The x-intercept of a function is a fundamental concept in understanding how a graph interacts with the x-axis. It is specifically the point where the graph of the function crosses, or touches, the x-axis. This means that at these points, the value of the function, or the output, is zero. In mathematical terms, it is the value of \(x\) when \(f(x) = 0\).

• To find the x-intercept, you set the function equal to zero.
• This involves solving the equation \(f(x) = 0\) for \(x\).
• There can be one or multiple x-intercepts, especially in non-linear functions.

For the given linear function \(Y_1 = \frac{3x + 5}{4}\), finding the x-intercept involves setting the fraction equal to zero and solving for \(x\). This is because that is the value at which the graph will cross the x-axis, indicating the output of the function is zero.

Linear functions are equations that create a straight line when graphed. They have the general form \(y = mx + b\), where \(m\) represents the slope of the line and \(b\) represents the y-intercept, which is where the line crosses the y-axis.

• Linear functions have constant rates of change, or slope.
• The equation \(y = mx + b\) can describe any line, with coefficients \(m\) and \(b\) determining its position and steepness.
• Linear functions typically have one x-intercept and one y-intercept.

In our problem, the function is written in a different form, \(Y_1 = \frac{3x + 5}{4}\). This is essentially a linear function that can be rearranged into the standard form by multiplying everything by 4, resulting in \(4Y_1 = 3x + 5\). By setting \(Y_1 = 0\) and solving for \(x\), you find the x-intercept of this line.

Rational equations are equations that involve fractions, or more specifically, fractions that have polynomials in the numerator, the denominator, or both. These types of equations often arise in real-world scenarios and require specific methods to solve because of their complex nature.

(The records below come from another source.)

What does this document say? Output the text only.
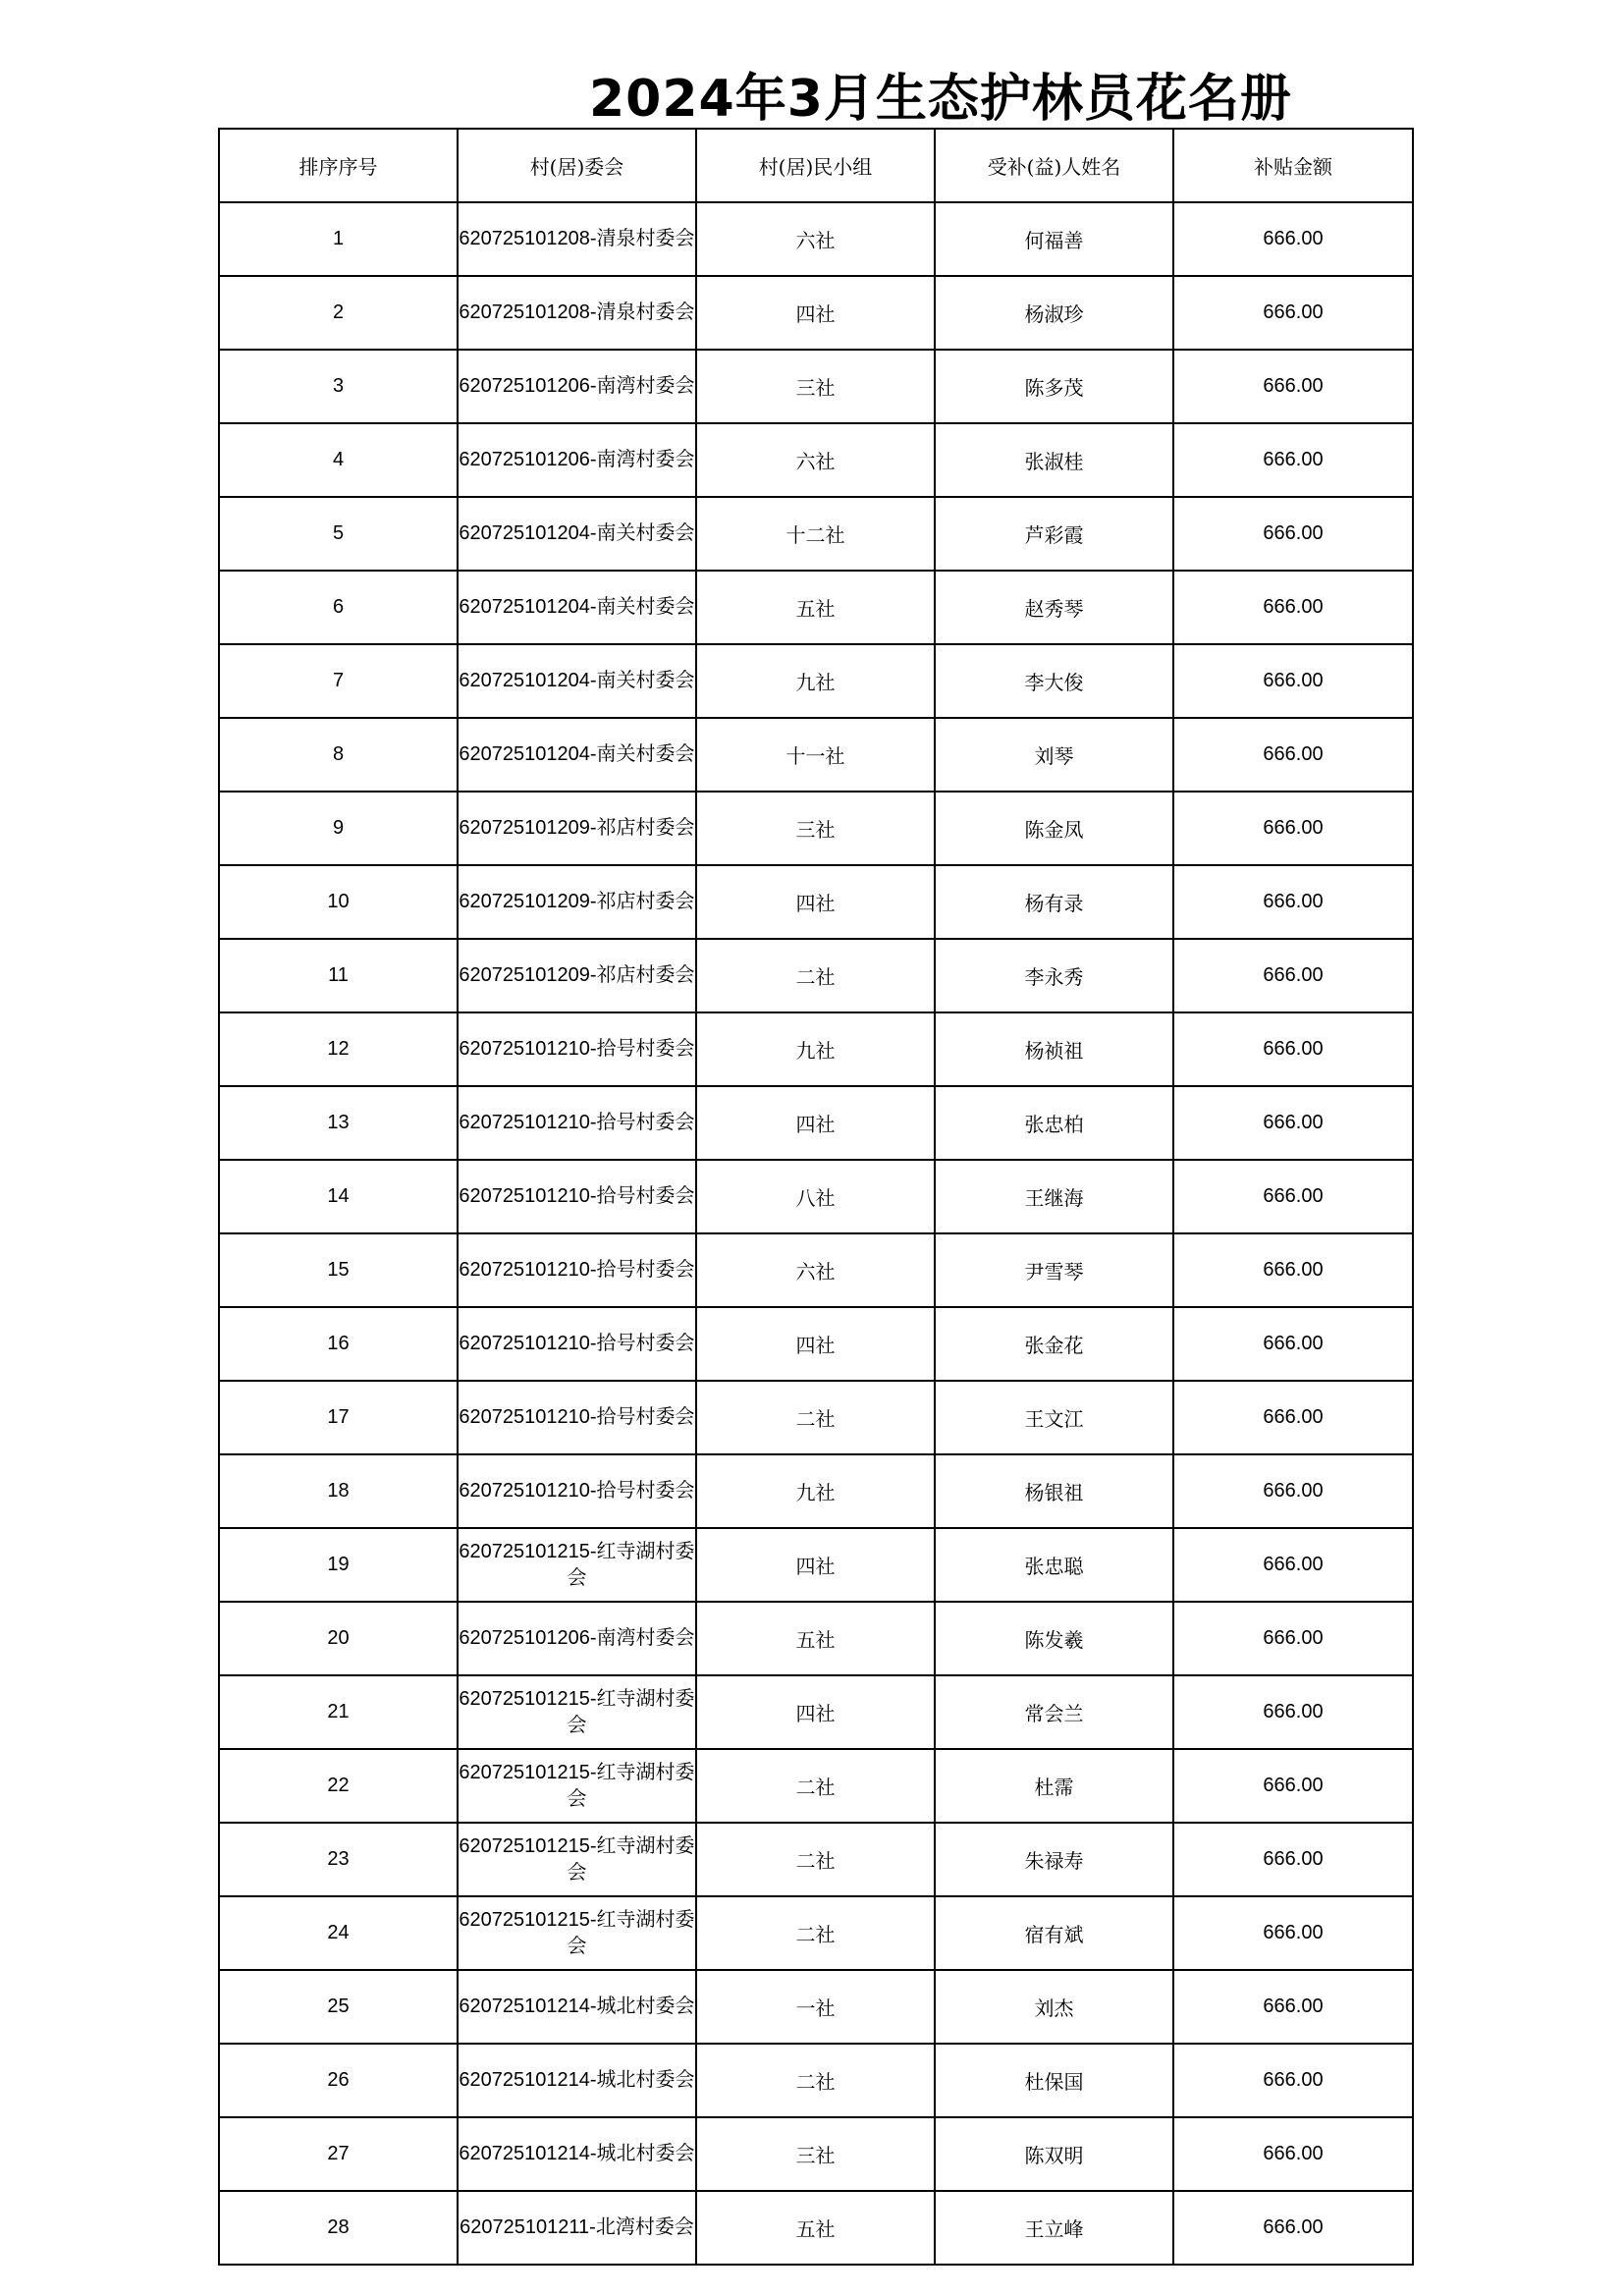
2024年3月生态护林员花名册
排序序号	村(居)委会	村(居)民小组	受补(益)人姓名	补贴金额
1	620725101208-清泉村委会	六社	何福善	666.00
2	620725101208-清泉村委会	四社	杨淑珍	666.00
3	620725101206-南湾村委会	三社	陈多茂	666.00
4	620725101206-南湾村委会	六社	张淑桂	666.00
5	620725101204-南关村委会	十二社	芦彩霞	666.00
6	620725101204-南关村委会	五社	赵秀琴	666.00
7	620725101204-南关村委会	九社	李大俊	666.00
8	620725101204-南关村委会	十一社	刘琴	666.00
9	620725101209-祁店村委会	三社	陈金凤	666.00
10	620725101209-祁店村委会	四社	杨有录	666.00
11	620725101209-祁店村委会	二社	李永秀	666.00
12	620725101210-拾号村委会	九社	杨祯祖	666.00
13	620725101210-拾号村委会	四社	张忠柏	666.00
14	620725101210-拾号村委会	八社	王继海	666.00
15	620725101210-拾号村委会	六社	尹雪琴	666.00
16	620725101210-拾号村委会	四社	张金花	666.00
17	620725101210-拾号村委会	二社	王文江	666.00
18	620725101210-拾号村委会	九社	杨银祖	666.00
19	620725101215-红寺湖村委会	四社	张忠聪	666.00
20	620725101206-南湾村委会	五社	陈发羲	666.00
21	620725101215-红寺湖村委会	四社	常会兰	666.00
22	620725101215-红寺湖村委会	二社	杜霈	666.00
23	620725101215-红寺湖村委会	二社	朱禄寿	666.00
24	620725101215-红寺湖村委会	二社	宿有斌	666.00
25	620725101214-城北村委会	一社	刘杰	666.00
26	620725101214-城北村委会	二社	杜保国	666.00
27	620725101214-城北村委会	三社	陈双明	666.00
28	620725101211-北湾村委会	五社	王立峰	666.00
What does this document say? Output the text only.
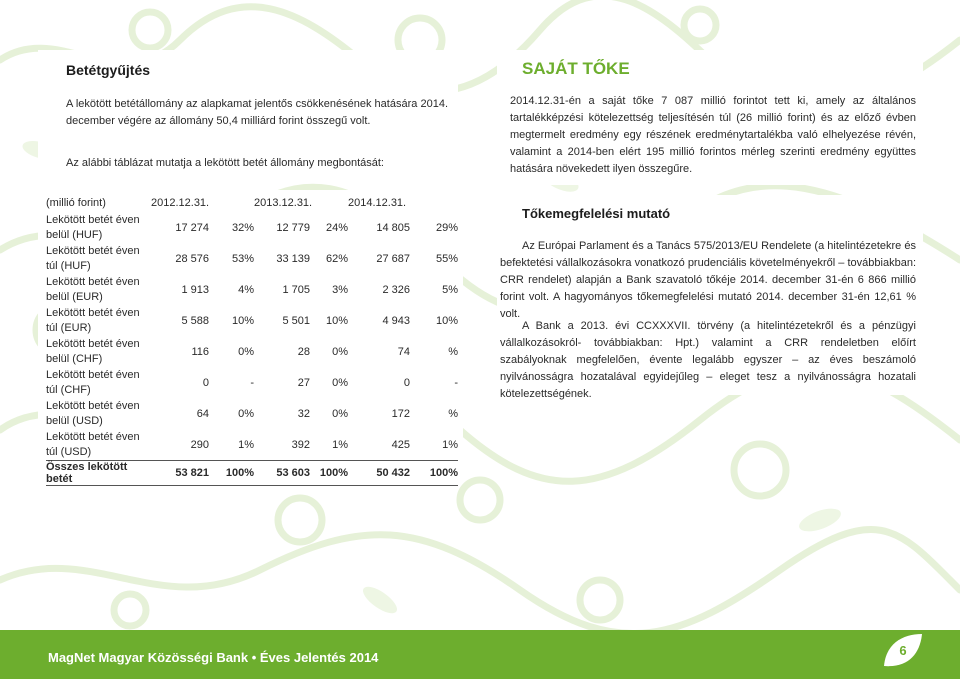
Betétgyűjtés

A lekötött betétállomány az alapkamat jelentős csökkenésének hatására 2014. december végére az állomány 50,4 milliárd forint összegű volt.

Az alábbi táblázat mutatja a lekötött betét állomány megbontását:

(millió forint)	2012.12.31.		2013.12.31.		2014.12.31.	
Lekötött betét éven belül (HUF)	17 274	32%	12 779	24%	14 805	29%
Lekötött betét éven túl (HUF)	28 576	53%	33 139	62%	27 687	55%
Lekötött betét éven belül (EUR)	1 913	4%	1 705	3%	2 326	5%
Lekötött betét éven túl (EUR)	5 588	10%	5 501	10%	4 943	10%
Lekötött betét éven belül (CHF)	116	0%	28	0%	74	%
Lekötött betét éven túl (CHF)	0	-	27	0%	0	-
Lekötött betét éven belül (USD)	64	0%	32	0%	172	%
Lekötött betét éven túl (USD)	290	1%	392	1%	425	1%
Összes lekötött betét	53 821	100%	53 603	100%	50 432	100%
SAJÁT TŐKE

2014.12.31-én a saját tőke 7 087 millió forintot tett ki, amely az általános tartalékképzési kötelezettség teljesítésén túl (26 millió forint) és az előző évben megtermelt eredmény egy részének eredménytartalékba való elhelyezése révén, valamint a 2014-ben elért 195 millió forintos mérleg szerinti eredmény együttes hatására növekedett ilyen összegűre.

Tőkemegfelelési mutató

Az Európai Parlament és a Tanács 575/2013/EU Rendelete (a hitelintézetekre és befektetési vállalkozásokra vonatkozó prudenciális követelményekről – továbbiakban: CRR rendelet) alapján a Bank szavatoló tőkéje 2014. december 31-én 6 866 millió forint volt. A hagyományos tőkemegfelelési mutató 2014. december 31-én 12,61 % volt.

A Bank a 2013. évi CCXXXVII. törvény (a hitelintézetekről és a pénzügyi vállalkozásokról- továbbiakban: Hpt.) valamint a CRR rendeletben előírt szabályoknak megfelelően, évente legalább egyszer – az éves beszámoló nyilvánosságra hozatalával egyidejűleg – eleget tesz a nyilvánosságra hozatali kötelezettségének.

MagNet Magyar Közösségi Bank • Éves Jelentés 2014	6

• A rational equation is in the form \(\frac{P(x)}{Q(x)} = 0\), where \(P(x)\) and \(Q(x)\) are polynomials.
• To solve a rational equation, it's often necessary to eliminate the fraction by multiplying through by the denominator.
• Care must be taken to ensure solutions do not result in division by zero.

In the original exercise, the equation \(Y_1 = \frac{3x + 5}{4}\) is a simple rational equation, where the process of solving involves removing the fraction by multiplying through by 4, yielding \(0 = 3x + 5\). This matches the step-by-step process that requires isolating \(x\) to solve for the x-intercept by working with the rational aspect of the equation.